И еще. Утром, довольный ночным бдением, прихлебывая кофе за столом на кухне, странно было ей слышать, когда он ей сказал, что он на два дня исчезает. И потребовал еще зачем – то ее паспорт. Зачем?.. Но отдала паспорт ему без задних мыслей.
Он сам ей не сказал, зачем ему ее паспорт. Просто встал, и ушел загадочной ухмылкой на губах.

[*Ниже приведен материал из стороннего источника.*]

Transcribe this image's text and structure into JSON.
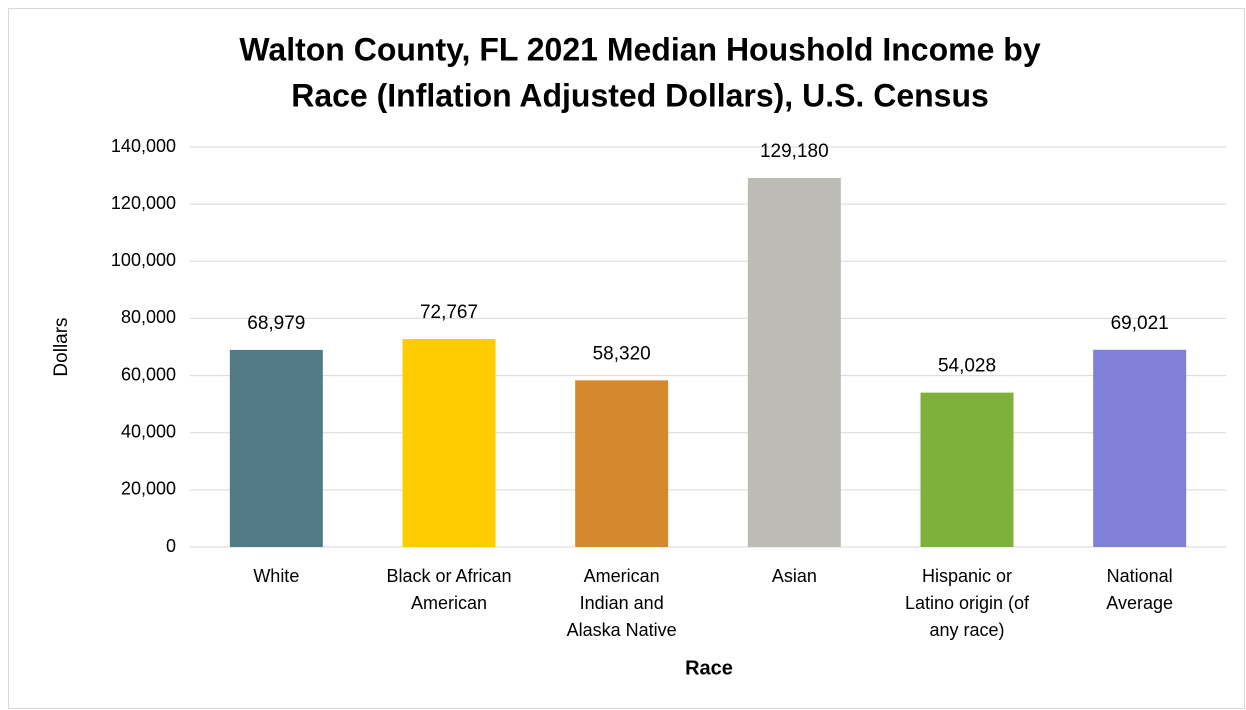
{
  "chart_data": {
    "type": "bar",
    "title": [
      "Walton County, FL 2021 Median Houshold Income by",
      "Race (Inflation Adjusted Dollars), U.S. Census"
    ],
    "ylabel": "Dollars",
    "xlabel": "Race",
    "categories": [
      [
        "White"
      ],
      [
        "Black or African",
        "American"
      ],
      [
        "American",
        "Indian and",
        "Alaska Native"
      ],
      [
        "Asian"
      ],
      [
        "Hispanic or",
        "Latino origin (of",
        "any race)"
      ],
      [
        "National",
        "Average"
      ]
    ],
    "values": [
      68979,
      72767,
      58320,
      129180,
      54028,
      69021
    ],
    "value_labels": [
      "68,979",
      "72,767",
      "58,320",
      "129,180",
      "54,028",
      "69,021"
    ],
    "colors": [
      "#527a87",
      "#ffcc00",
      "#d5892f",
      "#bcbcb4",
      "#7db13b",
      "#8080d8"
    ],
    "ylim": [
      0,
      140000
    ],
    "yticks": [
      0,
      {
        "value": 20000,
        "label": "20,000"
      },
      {
        "value": 40000,
        "label": "40,000"
      },
      {
        "value": 60000,
        "label": "60,000"
      },
      {
        "value": 80000,
        "label": "80,000"
      },
      {
        "value": 100000,
        "label": "100,000"
      },
      {
        "value": 120000,
        "label": "120,000"
      },
      {
        "value": 140000,
        "label": "140,000"
      }
    ],
    "grid": true
  }
}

Что ей оставалась – только пойти на работу, крутить баранку, зарабатывать деньги на себя и на таксомоторной фирме – проценты, то, что она от них работала, приходилось в каждый день отстегивать по пятьсот рублей в сутки. Да и время пришло, отдавать хозяйке, у которой она снимала угол, еще три тысячи рублей. Деньги, по сегодняшнему дню, не малые, но куда ей было деться. Своего угла у нее нет, да и средства, себе купить квартиру, у нее на горизонте не предвиделось, пусть даже ипотеку, – на такси денег много не заработаешь. Себя хоть содержать – и то спасибо, не с голоду подыхает. Знала, жили другие и хуже, чем она. Осознавала она и свою вину перед дочерью, но она этого наружу никому не выказывала, держала за семью замками в себе, зная – лить слезы на виду у всех – это смешно сегодня. А с другой стороны, это никому и не нужно было. Все, поголовно в большинстве, в провинциях, так жили, в этой… как сам же Вадим ей с иронией сказал: «В этой сегодняшней стране». Знала, в этой ее жизни, только сильный человек может выжить, а что делается плохо в стране – не её эта была вина, и обращать, попусту горевать за неё, уже не было сил и смысла. Сама иногда, выслушав беды в семьях таксистов, говорила: «Выживу – хорошо, а нет, жалко…» Жалко, конечно, было. Ей ведь всего было тридцать пять. В самом соке женщина, незаметно пропадала, не видя впереди конкретности смысла жизни. Кто был в этом виноват?.. Она, сама, или такова заранее заложена была на нее природой печать?.. Этого она не могла знать, да и если бы и знала, что изменилось?.. Не она ли говорила о себе: «Не на том месте в очереди у бога стояла». И это было верно. И ничем, никак нельзя было изменить эту ее теперешнюю жизнь. Даже университетское знание ей не помогала. Выбросили, выбраковали ее, как в телевизоре деталь, на помойку, в этой ново строящейся стране. Поэтому, Альбу жалеть свою жизнь не стоило. Да, она и не жалела. Жила просто, как все остальные провинциалы. Где возможно, любила, где нет, выжидала подходящего момента.